Por otra parte, este mismo contexto global ha favorecido la aparición y expansión de “revueltas fascistas” que se multiplican por doquier, destruyendo, quebrantando y atacando a todo y a todos los que consideran “cómplices del sistema”, incluidos los estados nacionales, que perdieron su efectividad dentro del orden económico neoliberal que prevaleció durante los últimos 50 años. Y es aquí donde se inscriben los ataques contra los palacios de los tres poderes en Brasilia, el 8 de enero de 2023. Una explosión de barbarie fascista y paramilitar que recuerda formalmente el ataque al Capitolio de Washington, pero que en el caso brasileño surgió como el último capítulo de un gobierno absolutamente caótico y autodestructivo, que logró reunir, bajo la misma tutela militar de extrema derecha, el fanatismo religioso, la violencia fascista y un grupo de economistas ultraliberales que más parecían “fantasmas de Davos”, corriendo detrás de un mundo que ya se acabó.
Por lo tanto, al mirar desde esta perspectiva lo que sucedió a principios de 2023, en lugares tan lejanos como Davos, Kiev y Brasilia, es posible comprender mejor qué hay en común entre la violencia que está destruyendo Ucrania y la violencia de los que destruyeron los palacios de Brasilia.

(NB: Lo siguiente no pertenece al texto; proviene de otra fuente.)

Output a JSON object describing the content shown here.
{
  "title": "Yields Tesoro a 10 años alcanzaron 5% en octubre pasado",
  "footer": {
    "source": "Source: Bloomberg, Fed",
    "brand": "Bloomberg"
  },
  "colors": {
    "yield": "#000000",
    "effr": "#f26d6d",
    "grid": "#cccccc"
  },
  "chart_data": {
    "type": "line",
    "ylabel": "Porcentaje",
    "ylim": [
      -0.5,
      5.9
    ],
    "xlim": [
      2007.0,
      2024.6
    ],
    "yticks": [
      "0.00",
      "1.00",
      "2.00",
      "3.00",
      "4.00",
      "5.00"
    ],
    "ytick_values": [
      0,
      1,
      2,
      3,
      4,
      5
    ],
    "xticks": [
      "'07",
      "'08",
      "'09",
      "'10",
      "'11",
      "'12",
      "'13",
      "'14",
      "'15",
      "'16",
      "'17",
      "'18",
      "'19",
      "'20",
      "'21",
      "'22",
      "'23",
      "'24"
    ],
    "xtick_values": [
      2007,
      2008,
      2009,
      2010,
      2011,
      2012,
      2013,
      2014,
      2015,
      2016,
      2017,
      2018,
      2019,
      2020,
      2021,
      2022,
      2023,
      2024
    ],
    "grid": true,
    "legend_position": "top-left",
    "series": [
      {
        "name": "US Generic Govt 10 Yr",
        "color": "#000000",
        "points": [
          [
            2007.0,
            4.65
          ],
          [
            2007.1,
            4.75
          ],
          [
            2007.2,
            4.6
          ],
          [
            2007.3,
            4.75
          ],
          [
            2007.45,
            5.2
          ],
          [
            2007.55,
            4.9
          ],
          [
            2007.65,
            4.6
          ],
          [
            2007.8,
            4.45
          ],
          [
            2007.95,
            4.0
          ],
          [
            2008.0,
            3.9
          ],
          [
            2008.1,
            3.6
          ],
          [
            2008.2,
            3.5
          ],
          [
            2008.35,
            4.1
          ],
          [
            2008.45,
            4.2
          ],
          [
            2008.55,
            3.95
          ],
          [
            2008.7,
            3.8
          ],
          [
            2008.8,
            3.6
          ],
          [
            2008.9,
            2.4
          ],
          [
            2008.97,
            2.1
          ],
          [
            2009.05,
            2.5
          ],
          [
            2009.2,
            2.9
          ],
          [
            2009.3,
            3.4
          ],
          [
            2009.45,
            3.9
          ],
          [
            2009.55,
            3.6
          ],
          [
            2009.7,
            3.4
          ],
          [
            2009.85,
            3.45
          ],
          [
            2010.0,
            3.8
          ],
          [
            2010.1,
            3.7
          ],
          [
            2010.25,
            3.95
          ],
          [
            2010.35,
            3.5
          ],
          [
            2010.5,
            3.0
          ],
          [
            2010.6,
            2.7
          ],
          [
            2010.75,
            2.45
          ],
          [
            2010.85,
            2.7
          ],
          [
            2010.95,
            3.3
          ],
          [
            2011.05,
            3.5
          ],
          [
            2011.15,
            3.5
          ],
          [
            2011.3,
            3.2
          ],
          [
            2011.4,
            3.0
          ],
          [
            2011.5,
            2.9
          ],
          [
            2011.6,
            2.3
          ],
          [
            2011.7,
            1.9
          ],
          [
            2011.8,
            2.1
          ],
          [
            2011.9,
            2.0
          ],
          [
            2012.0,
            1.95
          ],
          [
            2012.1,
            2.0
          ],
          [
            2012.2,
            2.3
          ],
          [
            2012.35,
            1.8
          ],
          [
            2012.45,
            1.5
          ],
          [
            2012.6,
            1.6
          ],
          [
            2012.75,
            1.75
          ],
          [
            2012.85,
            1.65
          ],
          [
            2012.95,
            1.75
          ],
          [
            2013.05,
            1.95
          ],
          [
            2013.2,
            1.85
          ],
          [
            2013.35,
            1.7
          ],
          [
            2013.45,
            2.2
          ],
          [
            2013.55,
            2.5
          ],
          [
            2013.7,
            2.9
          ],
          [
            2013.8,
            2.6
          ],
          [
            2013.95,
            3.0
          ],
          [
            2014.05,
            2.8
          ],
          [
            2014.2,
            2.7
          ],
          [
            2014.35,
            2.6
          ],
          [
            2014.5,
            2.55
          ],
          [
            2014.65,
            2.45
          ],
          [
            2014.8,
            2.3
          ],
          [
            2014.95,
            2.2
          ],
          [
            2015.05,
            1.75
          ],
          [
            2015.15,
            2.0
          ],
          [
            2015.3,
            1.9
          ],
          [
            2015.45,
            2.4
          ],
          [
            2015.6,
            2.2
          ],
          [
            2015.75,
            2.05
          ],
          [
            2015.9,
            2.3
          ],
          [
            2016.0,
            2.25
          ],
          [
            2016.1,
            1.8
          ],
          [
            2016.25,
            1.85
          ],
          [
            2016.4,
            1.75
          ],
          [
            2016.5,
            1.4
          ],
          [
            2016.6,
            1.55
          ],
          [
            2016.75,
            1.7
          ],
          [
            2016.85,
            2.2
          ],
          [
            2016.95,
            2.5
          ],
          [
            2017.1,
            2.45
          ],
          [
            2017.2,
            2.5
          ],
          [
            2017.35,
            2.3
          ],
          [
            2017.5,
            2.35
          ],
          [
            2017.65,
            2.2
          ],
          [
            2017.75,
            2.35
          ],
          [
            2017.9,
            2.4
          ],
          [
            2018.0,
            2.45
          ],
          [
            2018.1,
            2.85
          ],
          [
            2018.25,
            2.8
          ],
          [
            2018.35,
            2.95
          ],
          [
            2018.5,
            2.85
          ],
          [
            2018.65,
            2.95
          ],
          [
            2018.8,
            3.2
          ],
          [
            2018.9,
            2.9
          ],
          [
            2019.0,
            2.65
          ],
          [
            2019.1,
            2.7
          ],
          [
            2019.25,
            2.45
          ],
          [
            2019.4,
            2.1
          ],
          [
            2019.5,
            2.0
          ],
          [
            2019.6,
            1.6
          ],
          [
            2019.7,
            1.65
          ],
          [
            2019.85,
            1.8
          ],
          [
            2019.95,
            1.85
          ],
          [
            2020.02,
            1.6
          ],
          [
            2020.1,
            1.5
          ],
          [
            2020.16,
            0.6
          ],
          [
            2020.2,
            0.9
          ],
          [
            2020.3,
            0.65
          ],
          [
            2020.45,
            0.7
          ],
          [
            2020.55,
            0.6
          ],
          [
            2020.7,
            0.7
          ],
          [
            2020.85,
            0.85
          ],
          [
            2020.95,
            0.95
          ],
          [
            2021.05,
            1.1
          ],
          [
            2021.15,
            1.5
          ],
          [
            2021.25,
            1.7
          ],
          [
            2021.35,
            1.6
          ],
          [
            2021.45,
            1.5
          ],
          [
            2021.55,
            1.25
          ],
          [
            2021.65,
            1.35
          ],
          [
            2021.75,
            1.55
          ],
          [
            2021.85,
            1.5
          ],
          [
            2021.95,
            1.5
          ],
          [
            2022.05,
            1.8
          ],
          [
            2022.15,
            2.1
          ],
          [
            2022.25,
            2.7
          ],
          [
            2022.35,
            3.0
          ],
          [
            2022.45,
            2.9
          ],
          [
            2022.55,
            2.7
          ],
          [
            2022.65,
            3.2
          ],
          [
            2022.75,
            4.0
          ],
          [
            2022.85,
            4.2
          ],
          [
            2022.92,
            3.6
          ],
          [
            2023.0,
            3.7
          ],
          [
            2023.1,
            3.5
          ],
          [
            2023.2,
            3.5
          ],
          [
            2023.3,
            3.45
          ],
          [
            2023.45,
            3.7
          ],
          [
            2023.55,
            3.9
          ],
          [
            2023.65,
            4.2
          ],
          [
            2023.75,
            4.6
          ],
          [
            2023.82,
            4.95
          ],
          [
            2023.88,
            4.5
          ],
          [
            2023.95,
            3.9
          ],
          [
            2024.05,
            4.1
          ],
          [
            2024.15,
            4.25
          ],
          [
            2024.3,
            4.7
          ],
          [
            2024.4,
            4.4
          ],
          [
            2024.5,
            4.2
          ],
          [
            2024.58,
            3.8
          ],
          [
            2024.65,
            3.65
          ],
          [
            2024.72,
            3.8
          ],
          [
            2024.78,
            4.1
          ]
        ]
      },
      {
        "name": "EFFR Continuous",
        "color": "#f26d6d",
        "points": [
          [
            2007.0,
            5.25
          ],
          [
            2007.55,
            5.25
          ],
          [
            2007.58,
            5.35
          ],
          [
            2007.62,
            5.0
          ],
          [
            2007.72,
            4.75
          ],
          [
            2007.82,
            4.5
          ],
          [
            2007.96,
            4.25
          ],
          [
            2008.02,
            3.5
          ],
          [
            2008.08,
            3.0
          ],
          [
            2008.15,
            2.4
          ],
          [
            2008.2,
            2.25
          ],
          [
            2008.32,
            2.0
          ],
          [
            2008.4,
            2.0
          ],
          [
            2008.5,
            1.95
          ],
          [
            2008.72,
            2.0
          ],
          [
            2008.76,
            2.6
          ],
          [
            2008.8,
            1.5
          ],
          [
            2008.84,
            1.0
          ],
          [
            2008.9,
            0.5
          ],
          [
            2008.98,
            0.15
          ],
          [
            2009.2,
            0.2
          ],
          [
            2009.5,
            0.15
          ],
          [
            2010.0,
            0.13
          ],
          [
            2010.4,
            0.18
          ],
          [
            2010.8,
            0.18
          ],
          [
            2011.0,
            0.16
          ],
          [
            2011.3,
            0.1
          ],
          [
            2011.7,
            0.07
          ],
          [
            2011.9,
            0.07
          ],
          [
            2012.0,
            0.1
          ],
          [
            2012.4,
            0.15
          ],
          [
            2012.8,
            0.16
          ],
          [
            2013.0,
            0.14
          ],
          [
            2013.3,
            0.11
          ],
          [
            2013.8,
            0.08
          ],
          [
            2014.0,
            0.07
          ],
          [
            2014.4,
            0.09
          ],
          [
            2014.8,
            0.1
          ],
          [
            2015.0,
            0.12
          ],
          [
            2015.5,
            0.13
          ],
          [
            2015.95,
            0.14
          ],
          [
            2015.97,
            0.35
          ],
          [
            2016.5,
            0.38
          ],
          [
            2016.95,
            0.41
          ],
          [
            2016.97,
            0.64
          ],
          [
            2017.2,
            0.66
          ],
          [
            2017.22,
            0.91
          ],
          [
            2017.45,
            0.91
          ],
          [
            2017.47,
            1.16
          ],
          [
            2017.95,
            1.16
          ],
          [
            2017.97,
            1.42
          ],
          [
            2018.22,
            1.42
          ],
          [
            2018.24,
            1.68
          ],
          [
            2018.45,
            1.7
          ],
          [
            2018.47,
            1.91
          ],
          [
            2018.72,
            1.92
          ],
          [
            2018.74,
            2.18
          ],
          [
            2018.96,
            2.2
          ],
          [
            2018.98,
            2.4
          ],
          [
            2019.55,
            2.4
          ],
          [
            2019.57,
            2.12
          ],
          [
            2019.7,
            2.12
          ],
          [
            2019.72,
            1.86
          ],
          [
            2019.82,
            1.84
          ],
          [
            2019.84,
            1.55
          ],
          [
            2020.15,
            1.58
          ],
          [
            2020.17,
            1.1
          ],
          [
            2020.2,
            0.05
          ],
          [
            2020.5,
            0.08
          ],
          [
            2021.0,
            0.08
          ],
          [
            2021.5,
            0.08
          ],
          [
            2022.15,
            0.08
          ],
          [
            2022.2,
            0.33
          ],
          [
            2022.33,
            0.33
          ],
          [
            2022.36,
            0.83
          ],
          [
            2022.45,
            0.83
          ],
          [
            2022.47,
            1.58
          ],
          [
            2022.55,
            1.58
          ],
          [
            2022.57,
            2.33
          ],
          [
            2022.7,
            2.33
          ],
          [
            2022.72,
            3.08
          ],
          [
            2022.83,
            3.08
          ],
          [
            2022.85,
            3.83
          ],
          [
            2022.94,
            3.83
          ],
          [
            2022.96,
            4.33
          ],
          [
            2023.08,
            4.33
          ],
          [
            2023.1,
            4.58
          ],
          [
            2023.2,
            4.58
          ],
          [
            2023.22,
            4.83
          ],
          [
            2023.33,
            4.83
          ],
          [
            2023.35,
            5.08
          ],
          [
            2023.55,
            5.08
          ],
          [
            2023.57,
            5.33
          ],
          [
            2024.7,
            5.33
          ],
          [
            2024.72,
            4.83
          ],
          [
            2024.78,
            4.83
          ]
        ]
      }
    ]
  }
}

De diferentes maneras, son productos del mismo desastre provocado por una utopía económica que fue pisoteada y destruida por la disputa por el poder global entre las grandes potencias y, sobre todo, por la permanente expansión del poderío militar de Estados Unidos, que fueron -paradójicamente- los grandes “inventores” y grandes beneficiarios del proyecto de globalización neoliberal.
Por eso, en 2023, las luces de Davos se apagaron sin dejar un solo resplandor y sus celebridades se fueron y desaparecieron de la Montaña Mágica, en silencio y cabizbajos. Se acabó la fiesta, y murió el “Hombre de Davos” (1973-2023), en las trincheras de Ucrania, en las barricadas de Brasilia y en tantos otros lugares del mundo donde la desigualdad económica, las fracturas sociales, las divisiones geopolíticas y la violencia fascista están avanzando, provocadas, en última instancia, por la creencia ciega en los mercados autorregulados y globales.
Pero ojo, porque, si el “Hombre de Davos” está muerto, el desastre que dejó tras de sí debe atormentar al mundo durante mucho tiempo.
rmh/ jlf
*Investigador y ensayista brasileño, profesor de economía política internacional y autor de varios libros sobre geopolítica.